1 full osd(s) <---- Confirm that one of the OSDs is full
......
[root@node2 ~]# ceph df
GLOBAL:
SIZE AVAIL RAW USED %RAW USED
3058M 2002M 1056M 34.55
POOLS:
NAME ID USED %USED MAX AVAIL OBJECTS
rbd 0 629M 20.57 0 169
[root@node2 ~]# df -h
Filesystem Size Used Avail Use% Mounted on
/dev/mapper/rhel-root 5.8G 1.1G 4.8G 18% /
devtmpfs 487M 0 487M 0% /dev
tmpfs 497M 0 497M 0% /dev/shm
tmpfs 497M 6.7M 490M 2% /run
tmpfs 497M 0 497M 0% /sys/fs/cgroup
/dev/sda1 497M 125M 373M 25% /boot
/dev/sdb1 1020M 35M 986M 4% /var/lib/ceph/osd/ceph-1
tmpfs 100M 0 100M 0% /run/user/0
/dev/rbd0 1014M 733M 282M 73% /mnt <---- check usage
STEP 4) Confirm that osd full has been removed through file deletion without fstrim.
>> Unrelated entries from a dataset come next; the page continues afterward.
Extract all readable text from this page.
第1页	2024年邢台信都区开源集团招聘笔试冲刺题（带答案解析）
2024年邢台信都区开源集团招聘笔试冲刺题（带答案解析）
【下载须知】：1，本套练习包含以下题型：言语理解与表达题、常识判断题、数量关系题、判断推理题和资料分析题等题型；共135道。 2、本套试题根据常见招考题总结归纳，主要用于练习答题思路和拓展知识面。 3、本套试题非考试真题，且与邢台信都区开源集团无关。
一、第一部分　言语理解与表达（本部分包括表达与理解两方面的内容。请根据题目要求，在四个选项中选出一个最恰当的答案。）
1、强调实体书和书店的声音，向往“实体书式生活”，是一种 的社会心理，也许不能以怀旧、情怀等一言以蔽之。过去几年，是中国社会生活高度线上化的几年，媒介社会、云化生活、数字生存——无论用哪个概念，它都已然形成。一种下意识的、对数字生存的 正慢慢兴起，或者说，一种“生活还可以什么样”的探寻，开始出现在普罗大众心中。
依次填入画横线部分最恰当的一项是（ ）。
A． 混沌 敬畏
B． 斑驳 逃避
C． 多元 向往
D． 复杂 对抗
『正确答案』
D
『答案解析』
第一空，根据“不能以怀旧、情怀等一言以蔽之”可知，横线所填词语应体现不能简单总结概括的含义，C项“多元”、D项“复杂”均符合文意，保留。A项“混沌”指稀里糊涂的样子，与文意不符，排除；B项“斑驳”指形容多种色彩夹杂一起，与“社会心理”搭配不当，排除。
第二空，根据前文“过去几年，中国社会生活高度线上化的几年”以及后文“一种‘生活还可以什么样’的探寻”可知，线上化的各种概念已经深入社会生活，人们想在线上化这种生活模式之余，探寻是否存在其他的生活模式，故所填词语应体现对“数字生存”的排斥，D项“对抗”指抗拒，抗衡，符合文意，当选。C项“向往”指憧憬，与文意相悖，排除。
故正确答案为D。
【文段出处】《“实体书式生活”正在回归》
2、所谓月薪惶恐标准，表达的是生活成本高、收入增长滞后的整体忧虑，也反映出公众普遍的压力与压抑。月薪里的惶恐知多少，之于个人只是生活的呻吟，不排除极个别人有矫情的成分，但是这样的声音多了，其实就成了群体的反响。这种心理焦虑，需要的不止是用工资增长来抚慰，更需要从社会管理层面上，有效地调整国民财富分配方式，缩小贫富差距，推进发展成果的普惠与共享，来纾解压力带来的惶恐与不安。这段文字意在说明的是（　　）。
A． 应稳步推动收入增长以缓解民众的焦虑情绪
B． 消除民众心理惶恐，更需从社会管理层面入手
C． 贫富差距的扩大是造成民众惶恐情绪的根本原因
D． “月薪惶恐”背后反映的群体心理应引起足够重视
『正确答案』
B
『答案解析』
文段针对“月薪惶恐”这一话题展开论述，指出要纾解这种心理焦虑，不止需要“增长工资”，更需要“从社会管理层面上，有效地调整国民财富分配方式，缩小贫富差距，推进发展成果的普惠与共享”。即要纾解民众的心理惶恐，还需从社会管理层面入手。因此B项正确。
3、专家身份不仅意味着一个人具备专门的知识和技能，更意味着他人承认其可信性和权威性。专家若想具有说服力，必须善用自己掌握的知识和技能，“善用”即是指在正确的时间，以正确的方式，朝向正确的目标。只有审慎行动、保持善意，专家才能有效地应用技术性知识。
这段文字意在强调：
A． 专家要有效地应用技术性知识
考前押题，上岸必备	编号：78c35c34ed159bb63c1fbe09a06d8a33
[root@node2 ~]# rm /mnt/test* <---- Remove osd full via file deletion
rm: remove regular file ‘/mnt/test’? y
rm: remove regular file ‘/mnt/test1’? y
rm: remove regular file ‘/mnt/test3’? y
rm: remove regular file ‘/mnt/test4’? y
rm: remove regular file ‘/mnt/test5’? y
rm: remove regular file ‘/mnt/test6’? y
[root@node2 ~]# df -h
Filesystem Size Used Avail Use% Mounted on
/dev/mapper/rhel-root 5.8G 1.1G 4.8G 18% /
devtmpfs 487M 0 487M 0% /dev
tmpfs 497M 0 497M 0% /dev/shm
tmpfs 497M 6.7M 490M 2% /run
tmpfs 497M 0 497M 0% /sys/fs/cgroup
/dev/sda1 497M 125M 373M 25% /boot
/dev/sdb1 1020M 35M 986M 4% /var/lib/ceph/osd/ceph-1
tmpfs 100M 0 100M 0% /run/user/0
/dev/rbd0 1014M 33M 982M 4% /mnt
[root@node2 ~]# ceph -s
cluster 78c40b72-af41-4d40-8d42-12f79c36747f
health HEALTH_WARN
Monitor clock skew detected <---- Confirm that the osd warning has been removed
monmap e1: 3 mons at {node1=192.168.50.1:6789/0,node2=192.168.50.2:6789/0,node3=192.168.50.3:6789/0}
election epoch 112, quorum 0,1,2 node1,node2,node3
osdmap e143: 3 osds: 3 up, 3 in
pgmap v493: 128 pgs, 1 pools, 698 MB data, 187 objects
871 MB used, 2186 MB / 3058 MB avail
........
[root@node2 ~]# ceph df
GLOBAL:
SIZE AVAIL RAW USED %RAW USED
3058M 2186M 871M 28.51
POOLS:
NAME ID USED %USED MAX AVAIL OBJECTS
rbd 0 698M 22.83 0 187
From the test, even if file deletion without fstrim is performed, the number of objects does not decrease, but osd's full disappears.
Therefore , you can confirm that osd full does not occur when don't performed fstrim after deleting.
Note that the number of objects when osd full is 169 is the value that was checked during writing, and the number of objects when completed is 187.
Root Cause
Ceph does not delete the object when deleting the file, same as the traditional file system, and the object still remains on the RBD device.
Also a new write will either over-write these objects or create new ones, as required.
Therefore, the objects are still present in the pool, a 'ceph df' will show the pool being occupied with the objects, even though those are not used.